Statue of Cecil Rhodes at the University of Cape Town, erected in 1934 and removed in 2015

Statue of Cecil Rhodes at the University of Cape Town, erected in 1934 and removed in 2015. Photo: © Ariadne Van Zandbergen/Alamy Stock Photo

Much of this terrifying programme was achieved in the early 20th century, as mandates in the Middle East accompanied the African Empire that Rhodes had carved out through ferocious violence and wholesale pillage. Before they too started to destroy statues and monuments to the pagan and Christian empires that preceded the first Caliphate, ISIS drew attention to this, decreeing the ‘end of Sykes-Picot’, the agreement between Britain and France to carve up the Ottoman Empire between them.

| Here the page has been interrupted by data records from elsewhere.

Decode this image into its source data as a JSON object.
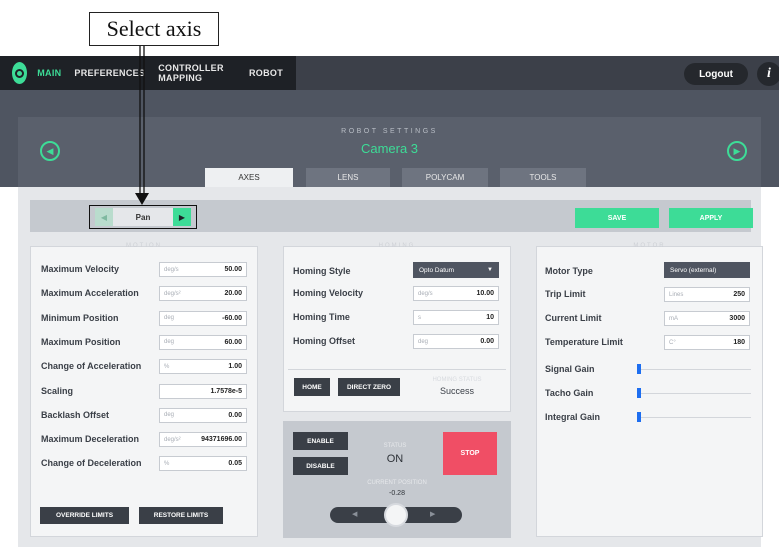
{
  "callout": {
    "text": "Select axis"
  },
  "nav": {
    "items": [
      "MAIN",
      "PREFERENCES",
      "CONTROLLER MAPPING",
      "ROBOT"
    ],
    "logout": "Logout",
    "info": "i"
  },
  "header": {
    "label": "ROBOT SETTINGS",
    "camera": "Camera 3"
  },
  "tabs": [
    "AXES",
    "LENS",
    "POLYCAM",
    "TOOLS"
  ],
  "axis_selector": {
    "value": "Pan"
  },
  "toolbar": {
    "save": "SAVE",
    "apply": "APPLY"
  },
  "motion": {
    "title": "MOTION",
    "fields": [
      {
        "label": "Maximum Velocity",
        "unit": "deg/s",
        "value": "50.00"
      },
      {
        "label": "Maximum Acceleration",
        "unit": "deg/s²",
        "value": "20.00"
      },
      {
        "label": "Minimum Position",
        "unit": "deg",
        "value": "-60.00"
      },
      {
        "label": "Maximum Position",
        "unit": "deg",
        "value": "60.00"
      },
      {
        "label": "Change of Acceleration",
        "unit": "%",
        "value": "1.00"
      },
      {
        "label": "Scaling",
        "unit": "",
        "value": "1.7578e-5"
      },
      {
        "label": "Backlash Offset",
        "unit": "deg",
        "value": "0.00"
      },
      {
        "label": "Maximum Deceleration",
        "unit": "deg/s²",
        "value": "94371696.00"
      },
      {
        "label": "Change of Deceleration",
        "unit": "%",
        "value": "0.05"
      }
    ],
    "override": "OVERRIDE LIMITS",
    "restore": "RESTORE LIMITS"
  },
  "homing": {
    "title": "HOMING",
    "style_label": "Homing Style",
    "style_value": "Opto Datum",
    "fields": [
      {
        "label": "Homing Velocity",
        "unit": "deg/s",
        "value": "10.00"
      },
      {
        "label": "Homing Time",
        "unit": "s",
        "value": "10"
      },
      {
        "label": "Homing Offset",
        "unit": "deg",
        "value": "0.00"
      }
    ],
    "home": "HOME",
    "direct_zero": "DIRECT ZERO",
    "status_label": "HOMING STATUS",
    "status_value": "Success"
  },
  "control": {
    "enable": "ENABLE",
    "disable": "DISABLE",
    "status_label": "STATUS",
    "status_value": "ON",
    "stop": "STOP",
    "position_label": "CURRENT POSITION",
    "position_value": "-0.28"
  },
  "motor": {
    "title": "MOTOR",
    "type_label": "Motor Type",
    "type_value": "Servo (external)",
    "fields": [
      {
        "label": "Trip Limit",
        "unit": "Lines",
        "value": "250"
      },
      {
        "label": "Current Limit",
        "unit": "mA",
        "value": "3000"
      },
      {
        "label": "Temperature Limit",
        "unit": "C°",
        "value": "180"
      }
    ],
    "gains": [
      {
        "label": "Signal Gain",
        "level": 0.0
      },
      {
        "label": "Tacho Gain",
        "level": 0.0
      },
      {
        "label": "Integral Gain",
        "level": 0.0
      }
    ]
  },
  "colors": {
    "accent": "#3ddc97",
    "stop": "#f04e65",
    "gain": "#1d6ef0"
  }
}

This secret agreement was made public in 1918, by the new revolutionary Russian government headed by none other than V.I. Lenin. So much for the idea that Rhodes and his ilk were just products of their time, opposed by nobody.

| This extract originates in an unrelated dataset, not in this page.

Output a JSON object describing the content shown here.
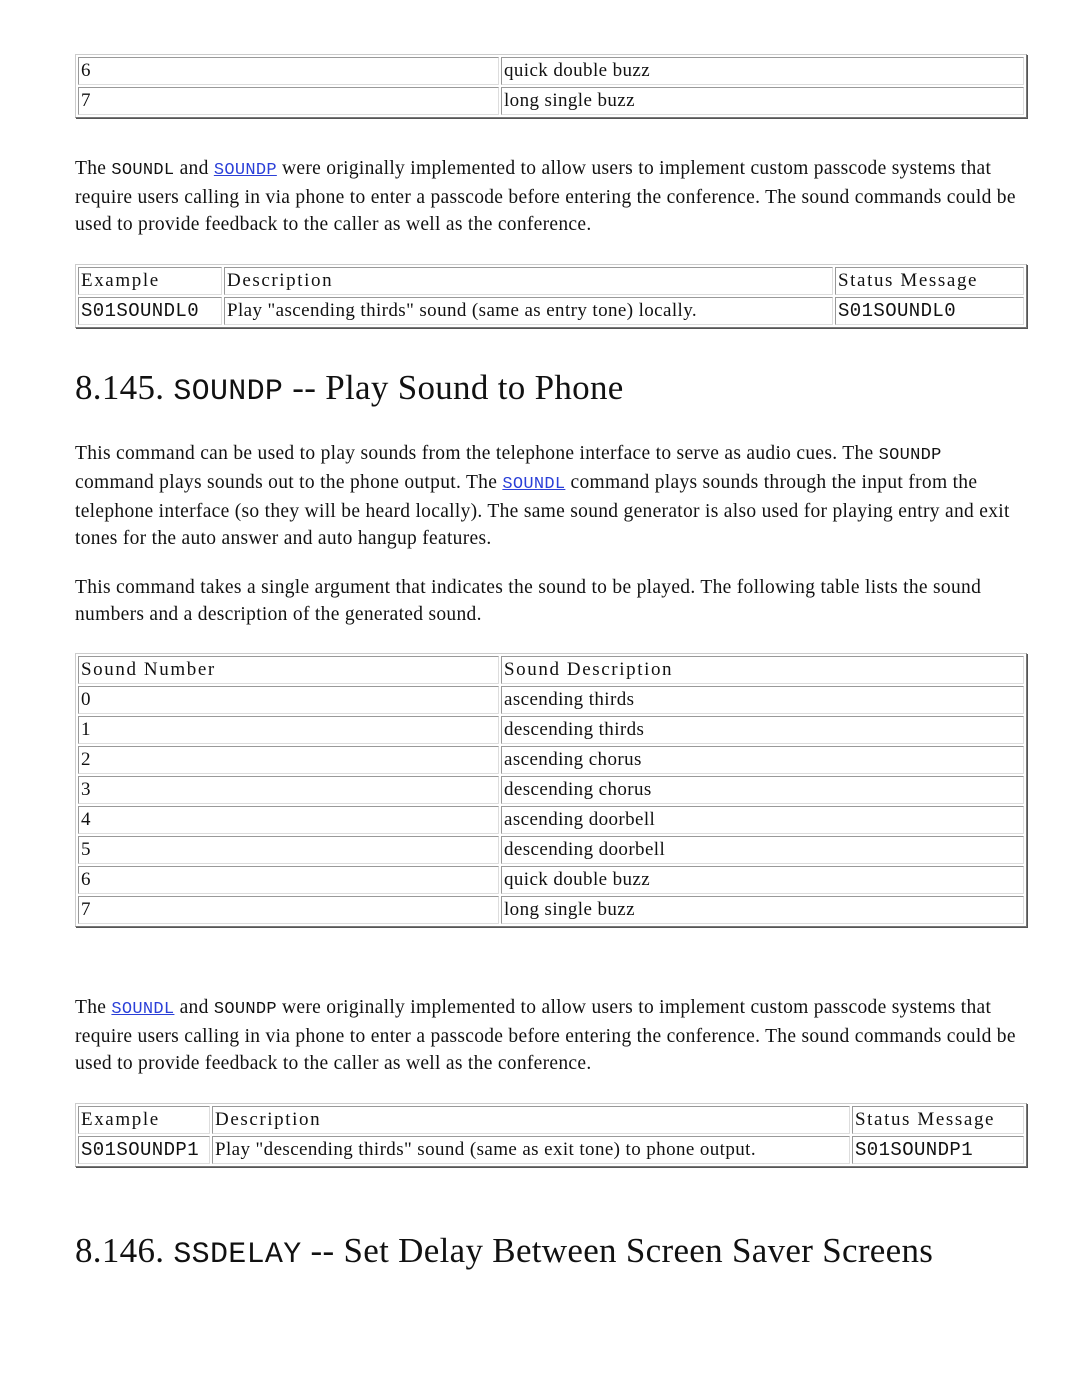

A useful counterfactual here would place a journalist from some future postcolonial world in which the centre of the British Empire is as dilapidated as the old USSR, to wander round its devastated capital, littered with the remnants of an old ideology. What will he find, walking round its central squares? Four plinths in Trafalgar Square: one occupied by a king; one empty, but what else? Well, one plinth is occupied by Charles James Napier, who, a quick google could have told our journalist from the future, conquered Sindh. Next to him they’d find Henry Havelock, who distinguished himself in counter-insurgency and terror during the suppression of the Indian revolt of 1857, in which the populations of entire villages were killed, and those murdered often humiliated beforehand – by being, for example, sewn into pig skins (as recorded by W.H. Russell of The Times). Busts nearby featured the Earls Beatty and Jellicoe, admirals who helped suppress another local revolt, the Boxer Rebellion in China. Or they could go to Bristol, where they’d find memorials to and concert halls named after the slave trader Edward Colston, or they could go to Glasgow, where at George Square, they’d find a statue of Colin Campbell, Baron Clyde, who served in the First Opium War (among other campaigns), not a particularly glorious moment in British history. This leads to the question many have asked – if Rhodes falls, how do we know when to stop?

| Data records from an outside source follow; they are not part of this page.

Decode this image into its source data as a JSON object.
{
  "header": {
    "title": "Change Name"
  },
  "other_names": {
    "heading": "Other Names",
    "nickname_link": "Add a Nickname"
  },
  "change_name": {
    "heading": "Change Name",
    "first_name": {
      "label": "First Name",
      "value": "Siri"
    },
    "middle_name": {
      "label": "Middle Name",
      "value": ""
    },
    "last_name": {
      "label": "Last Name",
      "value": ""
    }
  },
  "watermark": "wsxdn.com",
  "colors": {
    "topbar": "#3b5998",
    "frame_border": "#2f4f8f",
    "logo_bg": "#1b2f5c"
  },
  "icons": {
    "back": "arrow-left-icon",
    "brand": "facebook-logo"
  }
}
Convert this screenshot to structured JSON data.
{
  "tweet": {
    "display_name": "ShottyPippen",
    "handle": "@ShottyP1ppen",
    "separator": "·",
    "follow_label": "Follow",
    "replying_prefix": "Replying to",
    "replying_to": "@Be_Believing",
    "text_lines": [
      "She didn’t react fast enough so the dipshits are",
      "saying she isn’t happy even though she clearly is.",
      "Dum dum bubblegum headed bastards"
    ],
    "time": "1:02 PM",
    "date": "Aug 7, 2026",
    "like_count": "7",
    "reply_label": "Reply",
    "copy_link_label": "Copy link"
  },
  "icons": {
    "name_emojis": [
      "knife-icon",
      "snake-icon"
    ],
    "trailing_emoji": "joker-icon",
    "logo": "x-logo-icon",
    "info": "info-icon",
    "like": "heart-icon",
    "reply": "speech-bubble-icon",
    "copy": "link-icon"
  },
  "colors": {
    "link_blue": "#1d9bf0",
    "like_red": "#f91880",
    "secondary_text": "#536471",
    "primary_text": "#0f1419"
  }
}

Here, unexpectedly, the Ukrainian example proves useful. In the mid 2000s, before the official Leninopad, a memorial in the shape of a tall, minaret-like tower was erected on a hill above the Dnieper, in Kiev, to the victims of the Great Famine of 1933, in which millions starved while grain continued to be exported, as they did in British-controlled Bengal a decade later. This memorial is a short distance away from the Victory Obelisk to the Soviet triumph in the Great Patriotic War, when it made such a great contribution to the defeat of Nazi Germany. The two are together, now inextricable. Perhaps something similar can occur to the monuments in Britain and its Empire. Memorials to the British Empire’s role in defeating Fascism could be combined with monuments to the millions who starved in Bengal in 1943–44. The Rhodes, Havelocks, Napiers, Campbells, and Colstons would be accompanied by plaques and counter-monuments explaining more fully what these figures did, and how it still warps the relationship between the West, and what the historian and enthusiastic imperialist Niall Ferguson calls ‘the rest’.